Incidence Theorems and Their Applications

TL;DR

This survey reviews recent advances in incidence geometry, focusing on counting incidences, Kakeya problems, and Sylvester-Gallai configurations, highlighting their applications in combinatorics, computer science, and error-correcting codes.

Contribution

It provides a comprehensive overview of recent results and techniques in incidence theorems, connecting geometric arrangements to applications in various theoretical fields.

Findings

Szemeredi-Trotter theorem over reals and finite fields

Applications in solving Erdős' distance problem

Connections to locally correctable error-correcting codes

Abstract

We survey recent (and not so recent) results concerning arrangements of lines, points and other geometric objects and the applications these results have in theoretical computer science and combinatorics. The three main types of problems we will discuss are: (1) Counting incidences: Given a set (or several sets) of geometric objects (lines, points, etc..), what is the maximum number of incidences (or intersections) that can exist between elements in different sets?
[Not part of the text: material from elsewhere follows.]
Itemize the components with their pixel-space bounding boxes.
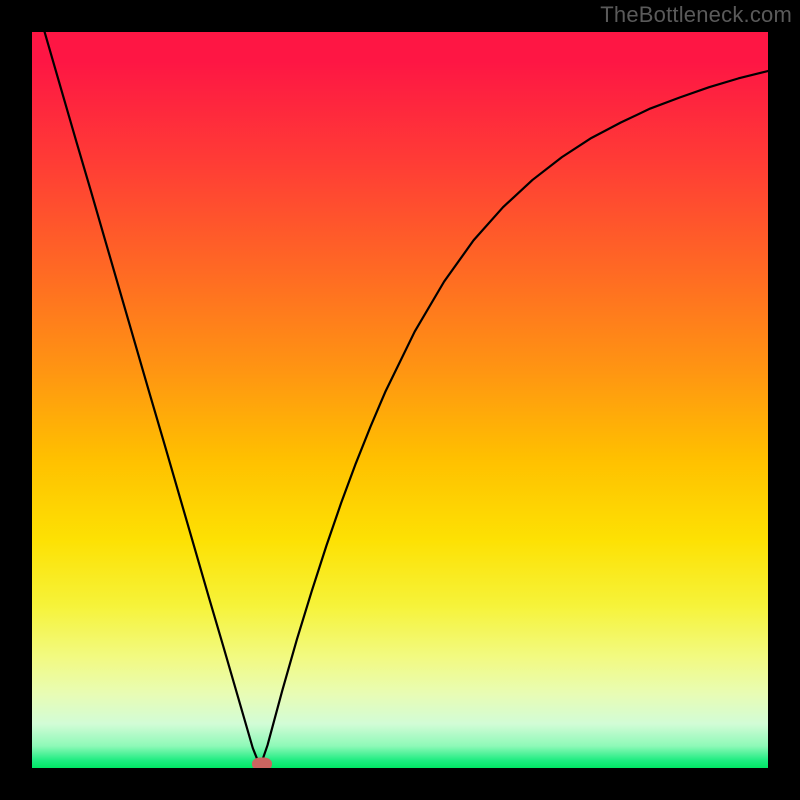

We will see several results of this type, such as the Szemeredi-Trotter theorem, over the reals and over finite fields and discuss their applications in combinatorics (e.g., in the recent solution of Guth and Katz to Erdos' distance problem) and in computer science (in explicit constructions of multi-source extractors). (2) Kakeya type problems: These problems deal with arrangements of lines that point in different directions. The goal is to try and understand to what extent these lines can overlap one another. We will discuss these questions both over the reals and over finite fields and see how they come up in the theory of randomness-extractors. (3) Sylvester-Gallai type problems: In this type of problems, one is presented with a configuration of points that contain many `local' dependencies (e.g., three points on a line) and is asked to derive a bound on the dimension of the span of all points. We will discuss several recent results of this type, over various fields, and see their connection to the theory of locally correctable error-correcting codes. Throughout the different parts of the survey, two types of techniques will make frequent appearance. One is the polynomial method, which uses polynomial interpolation to impose an algebraic structure on the problem at hand. The other recurrent techniques will come from the area of additive combinatorics.